Parker-Smith said, “Greene County’s industrial history begins with one of the most remarkable archeological monuments known to this continent: the vast Indian quarries along Flint Mine Hill, south of Coxsackie, explored by State Archeologist Dr. Arthur C. Parker in the 1920s. On the findings of Dr. Parker these mines are said to have been worked for as much as 12,000 years before the coming of the white man. The mining tract of about forty acres was purchased in 1961 by the Long Island chapter of New York State Archeological Association to assure its preservation.”

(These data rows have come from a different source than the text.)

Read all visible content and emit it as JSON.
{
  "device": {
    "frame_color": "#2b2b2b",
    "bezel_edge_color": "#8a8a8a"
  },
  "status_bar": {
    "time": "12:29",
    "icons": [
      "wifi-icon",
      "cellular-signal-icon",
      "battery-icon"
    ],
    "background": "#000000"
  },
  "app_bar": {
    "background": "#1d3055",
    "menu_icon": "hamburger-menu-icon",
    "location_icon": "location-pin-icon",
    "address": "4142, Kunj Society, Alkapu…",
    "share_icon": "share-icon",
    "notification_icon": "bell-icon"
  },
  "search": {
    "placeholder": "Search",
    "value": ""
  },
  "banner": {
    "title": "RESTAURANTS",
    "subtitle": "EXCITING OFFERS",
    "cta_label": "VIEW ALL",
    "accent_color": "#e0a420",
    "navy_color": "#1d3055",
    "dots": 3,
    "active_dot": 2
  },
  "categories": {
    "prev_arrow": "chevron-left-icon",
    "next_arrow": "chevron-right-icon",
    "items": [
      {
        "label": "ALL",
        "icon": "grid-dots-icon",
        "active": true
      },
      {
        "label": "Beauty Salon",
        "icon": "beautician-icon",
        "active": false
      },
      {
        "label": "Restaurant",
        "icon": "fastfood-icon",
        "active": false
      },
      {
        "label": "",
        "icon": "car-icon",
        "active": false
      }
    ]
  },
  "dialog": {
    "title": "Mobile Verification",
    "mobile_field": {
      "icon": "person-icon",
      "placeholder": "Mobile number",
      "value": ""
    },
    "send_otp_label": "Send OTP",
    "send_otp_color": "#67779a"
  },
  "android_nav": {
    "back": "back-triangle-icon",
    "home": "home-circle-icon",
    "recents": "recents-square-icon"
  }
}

She also said that a few of the industries of Greene County included a variety of mills: grist , flour, woolen, and cotton, fishing and ice harvesting, tanneries (until the forests were nude of hemlocks), fruit-growing, sheep and cattle-raising, dairy, brick manufacture (Catskill and Athens), and then on  to the Portland Cement industry concentrated at Cementon, at the lower tip of Greene County.

We had chair factories, cabinet makers, foundries at Catskill, Athens (Clark Pottery for over 100 years), Coxsackie, and Oak Hill. This only touches on the various jobs in the county.

Today, she said, we have farming and dairying (but much less), poultry and mushroom plants, the prison, and the new winter sports (Windham Mountain, first known as Cave Mtn., opened in 1950 with Hunter in 1959-1960).

Mable Parker Smith in ending her book said that Greene County remains a rural county, “a goodly heritage” still to those fortunate enough to call the regions home and, as it has been for years, a convenient refuge and playground for those who would escape, “the plagues and fevers of city life.”

Thank-you Mabel Parker Smith, we are fortunate to live here! Please stay safe and be well.